In still another embodiment of the cell array shown in FIGS. 6A and 6B, the cell array includes first and second elongated spaced apart partitioned electrodes 33 and 34, each including first and second sets of sub-electrodes 36 and 35, (respectively). A single cell (FIG. 6B) includes pairs of adjacent subelectrodes 35 and 36, wherein sub-electrode 35 in a given cell is independently coupled to the signal generator and sub-electrode 36 in the given cell provides Vout to a high impedance detector amplifier which provides Zfixed. This embodiment is useful when the material residing between the electrodes functions as a dielectric making the sensor impedance high. Changes in voltage Vout is then dependent on the dielectric constant of the material. This embodiment is conducive to being implemented at the dry end (FIG. 2A) of a sheetmaking system (and particularly beneath and in contact with continuous sheet 18) since dry paper has high resistance and its dielectric properties are easier to measure.
In a physical implementation of the sensor shown in FIG. 1A for performing individual measurements of more than one area of a material, one electrode of the sensor is grounded and the other electrode is segmented so as to form an array of electrodes (described in detail below). In this implementation, a distinct impedance element is coupled between Vin and each of the electrode segments. In an implementation for performing individual measurements of more than one area of a material of the sensor, the positions of the fixed impedance element and Zsensor are reversed from that shown in FIG. 1A. One electrode is coupled to Vin and the other electrode is segmented and coupled to a set of distinct fixed impedances which, in turn, are each coupled to ground. Hence, neither of the electrodes are grounded in this implementation of the sensor.

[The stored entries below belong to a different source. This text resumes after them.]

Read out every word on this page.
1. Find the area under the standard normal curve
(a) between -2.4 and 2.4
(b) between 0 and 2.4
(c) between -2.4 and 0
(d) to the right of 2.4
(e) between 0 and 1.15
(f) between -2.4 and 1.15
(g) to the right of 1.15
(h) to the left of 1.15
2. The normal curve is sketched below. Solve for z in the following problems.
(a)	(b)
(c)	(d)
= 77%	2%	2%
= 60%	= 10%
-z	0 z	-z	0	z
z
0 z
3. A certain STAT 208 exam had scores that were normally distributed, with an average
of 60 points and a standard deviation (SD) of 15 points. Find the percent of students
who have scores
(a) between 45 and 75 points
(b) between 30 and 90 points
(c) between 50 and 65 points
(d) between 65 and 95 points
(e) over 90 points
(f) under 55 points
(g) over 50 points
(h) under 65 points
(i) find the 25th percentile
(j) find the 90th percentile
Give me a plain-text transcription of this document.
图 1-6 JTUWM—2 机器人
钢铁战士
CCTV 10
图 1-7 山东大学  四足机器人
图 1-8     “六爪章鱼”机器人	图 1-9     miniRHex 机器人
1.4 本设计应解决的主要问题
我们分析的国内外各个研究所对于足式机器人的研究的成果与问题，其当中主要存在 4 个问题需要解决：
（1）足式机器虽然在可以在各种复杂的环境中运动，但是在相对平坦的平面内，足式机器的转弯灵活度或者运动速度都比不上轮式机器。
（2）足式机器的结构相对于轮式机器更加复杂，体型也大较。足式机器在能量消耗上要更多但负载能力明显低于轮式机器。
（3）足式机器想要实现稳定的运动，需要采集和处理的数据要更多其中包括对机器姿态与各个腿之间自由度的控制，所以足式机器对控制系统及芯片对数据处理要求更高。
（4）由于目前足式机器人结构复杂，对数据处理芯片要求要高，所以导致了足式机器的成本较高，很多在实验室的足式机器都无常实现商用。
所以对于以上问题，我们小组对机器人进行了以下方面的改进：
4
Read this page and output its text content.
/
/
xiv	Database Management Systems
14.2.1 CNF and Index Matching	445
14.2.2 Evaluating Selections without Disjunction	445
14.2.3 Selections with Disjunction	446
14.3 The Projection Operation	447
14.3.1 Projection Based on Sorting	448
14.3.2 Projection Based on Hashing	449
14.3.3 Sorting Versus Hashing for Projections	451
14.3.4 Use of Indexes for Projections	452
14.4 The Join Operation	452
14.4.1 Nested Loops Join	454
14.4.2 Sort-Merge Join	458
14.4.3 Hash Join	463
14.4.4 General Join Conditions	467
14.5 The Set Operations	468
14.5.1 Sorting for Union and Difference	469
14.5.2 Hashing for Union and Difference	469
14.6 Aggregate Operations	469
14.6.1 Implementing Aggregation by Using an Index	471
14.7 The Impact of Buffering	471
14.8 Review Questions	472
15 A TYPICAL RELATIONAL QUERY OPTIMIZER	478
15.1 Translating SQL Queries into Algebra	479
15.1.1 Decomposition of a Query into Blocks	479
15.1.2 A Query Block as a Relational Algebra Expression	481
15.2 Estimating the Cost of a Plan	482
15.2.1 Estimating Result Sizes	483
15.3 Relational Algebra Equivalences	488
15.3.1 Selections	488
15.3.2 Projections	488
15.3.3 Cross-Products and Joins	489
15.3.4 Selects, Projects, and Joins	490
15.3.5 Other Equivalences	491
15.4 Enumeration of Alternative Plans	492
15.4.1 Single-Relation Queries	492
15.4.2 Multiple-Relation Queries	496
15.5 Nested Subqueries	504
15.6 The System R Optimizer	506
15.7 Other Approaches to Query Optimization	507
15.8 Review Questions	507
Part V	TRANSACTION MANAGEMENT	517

FIG. 3 illustrates a block diagram of one implementation of the sensor apparatus including cell array 24, signal generator 25, detector 26, and optional feedback circuit 27. Cell array 24 includes two elongated grounded electrodes 24A and 24B and center electrode 24C spaced apart and centered between electrodes 24A and 24B and made up of sub-electrodes 24D(1)-24D(n). A cell within array 24 is defined as including one of sub-electrodes 24D situated between a portion of each of the grounded electrodes 24A and 24B. For example, cell 2 includes sub-electrode 24D(2) and grounded electrode portions 24A(2) and 24B(2). For use in the system as shown in FIG. 2, cell array 24 resides beneath and in contact with supporting web 13 and can be positioned either parallel to the machine direction (MD) or to the cross direction (CD) depending on the type of information that is desired. In order to use the sensor apparatus to determine the weight of fiber in a wetstock mixture by measuring its conductivity, the wet stock must be in a state such that all or most of the water is held by the fiber. In this state, the water weight of the wet stock relates directly to the fiber weight and the conductivity of the water weight can be measured and used to determine the weight of the fiber in the wet stock.
Each cell is independently coupled to an input voltage (Vin) from signal generator 25 through an impedance element Zfixed and each provides an output voltage to voltage detector 26 on bus Vout. Signal generator 25 provides Vin. In one embodiment Vin is an analog waveform signal, however other signal types may be used such as a DC signal. In the embodiment in which signal generator 25 provides a waveform signal it may be implemented in a variety of ways and typically includes a crystal oscillator for generating a sine wave signal and a phase lock loop for signal stability. One advantage to using an AC signal as opposed to a DC signal is that it may be AC coupled to eliminate DC off-set.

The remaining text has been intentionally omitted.